Antoine Maquerel (président de JA)
«L’agenda concernant le solde du versement des aides PAC est inacceptable quand on sait que la PAC déclarée en 2015, au lieu d’être touchée en décembre comme habituellement, ne le sera que fin 2016. Inacceptable surtout pour les jeunes agriculteurs qui, installés en 2015, n’ont même pas pu percevoir d’ATR (Apport de Trésorerie Remboursable). Inacceptable encore pour les exploitations en redressement judiciaire qui ne peuvent pas percevoir d’ATR, considérée comme une aide. Autre revendication, c’est le plan de soutien à l’élevage décidé en septembre dernier. Il y a eu des critères d’éligibilité décidés en cellule départementale . Au final, beaucoup de demandes ont été reçues mais seuls ceux qui ont déclaré plus de 27 % de perte d’EBE seraient concernés. Or, on a environ 170 dossiers qui sont entre 25 % et 27 %. Les aides les concernant ne seraient pas versées faute de moyens, l’enveloppe ayant été consommée. Il manque plus de 1 M€. L’Etat doit aller au bout de ses engagements puisqu’il avait affirmé qu’il répondrait à l’ensemble des demandes. Concernant enfin le solde de versement de la PAC non versé, c’est bien parce que les circulaires qui auraient donné les moyens à la DDTM de faire son travail ne sont pas arrivés en département. Pendant ce temps, on sort des semis de maïs et nombreux sont ceux qui n’ont pas pu payer leurs semences».

 

Sébastien Amand (président de la FDSEA)
«Nous sommes d’abord là pour rappeler aux pouvoirs publics, aux élus mais aussi à la société que le monde agricole est toujours en crise.

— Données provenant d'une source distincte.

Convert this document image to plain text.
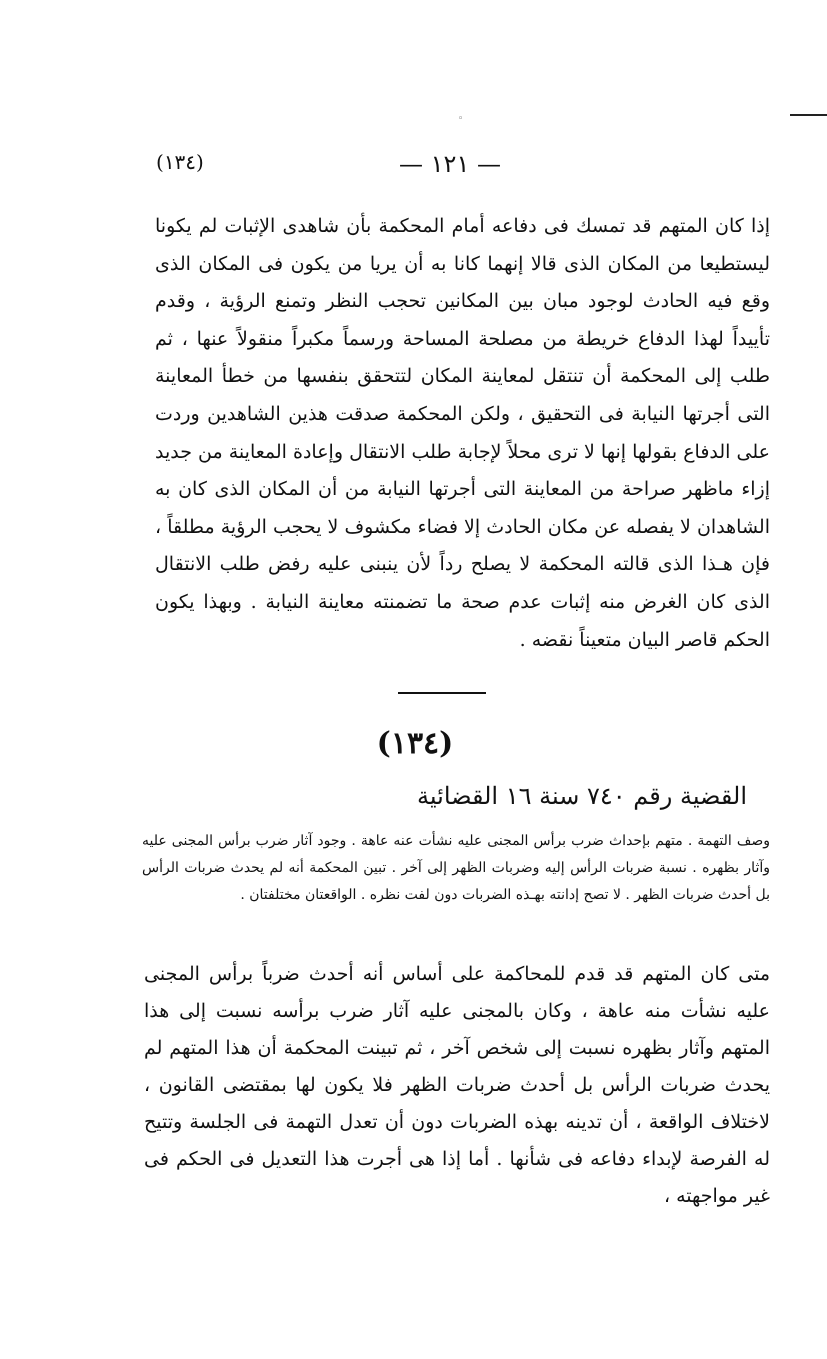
◦
(١٣٤)	— ١٢١ —

إذا كان المتهم قد تمسك فى دفاعه أمام المحكمة بأن شاهدى الإثبات لم يكونا ليستطيعا من المكان الذى قالا إنهما كانا به أن يريا من يكون فى المكان الذى وقع فيه الحادث لوجود مبان بين المكانين تحجب النظر وتمنع الرؤية ، وقدم تأييداً لهذا الدفاع خريطة من مصلحة المساحة ورسماً مكبراً منقولاً عنها ، ثم طلب إلى المحكمة أن تنتقل لمعاينة المكان لتتحقق بنفسها من خطأ المعاينة التى أجرتها النيابة فى التحقيق ، ولكن المحكمة صدقت هذين الشاهدين وردت على الدفاع بقولها إنها لا ترى محلاً لإجابة طلب الانتقال وإعادة المعاينة من جديد إزاء ماظهر صراحة من المعاينة التى أجرتها النيابة من أن المكان الذى كان به الشاهدان لا يفصله عن مكان الحادث إلا فضاء مكشوف لا يحجب الرؤية مطلقاً ، فإن هـذا الذى قالته المحكمة لا يصلح رداً لأن ينبنى عليه رفض طلب الانتقال الذى كان الغرض منه إثبات عدم صحة ما تضمنته معاينة النيابة . وبهذا يكون الحكم قاصر البيان متعيناً نقضه .

(١٣٤)
القضية رقم ٧٤٠ سنة ١٦ القضائية

وصف التهمة . متهم بإحداث ضرب برأس المجنى عليه نشأت عنه عاهة . وجود آثار ضرب برأس المجنى عليه وآثار بظهره . نسبة ضربات الرأس إليه وضربات الظهر إلى آخر . تبين المحكمة أنه لم يحدث ضربات الرأس بل أحدث ضربات الظهر . لا تصح إدانته بهـذه الضربات دون لفت نظره . الواقعتان مختلفتان .

متى كان المتهم قد قدم للمحاكمة على أساس أنه أحدث ضرباً برأس المجنى عليه نشأت منه عاهة ، وكان بالمجنى عليه آثار ضرب برأسه نسبت إلى هذا المتهم وآثار بظهره نسبت إلى شخص آخر ، ثم تبينت المحكمة أن هذا المتهم لم يحدث ضربات الرأس بل أحدث ضربات الظهر فلا يكون لها بمقتضى القانون ، لاختلاف الواقعة ، أن تدينه بهذه الضربات دون أن تعدل التهمة فى الجلسة وتتيح له الفرصة لإبداء دفاعه فى شأنها . أما إذا هى أجرت هذا التعديل فى الحكم فى غير مواجهته ،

Certes, un plan de soutien à l’élevage a été mis en place en 2015 mais la Manche est un département à forte densité d’élevage alors ce plan n’est pas suffisamment conséquent. Sur les dossiers concernant le plan d’urgence déposés en 2015, il manque 1,1 M€. Par ailleurs, cette crise perdure dans toutes les filières animales, lait, viande bovine, viande porcine.... 2016 risque ainsi d’être encore plus dure que 2015. Les pouvoirs publics doivent donc réagir très vite et commencer à réfléchir à un plan de sortie de crise, version 2016. Au-delà, on ne pourra pas continuer de plan de soutien en plan de soutien. Il faut que nos élus, la société, prennent en considération que l’activité agricole doit être traitée de façon différente. Nous sommes sur une activité économique qui demande beaucoup de capitaux tout en dégageant peu de rentabilité et on voudrait la soumettre à la loi des marchés, à la loi des lobbies financiers mondiaux ou européens qui se servent des matières premières que nous produisons pour faire de la spéculation. Pour nos exploitations, c’est économiquement insurmontable. Ce que nous proposons concrètement, c’est de remettre sur la table le sujet de la TVA sociale».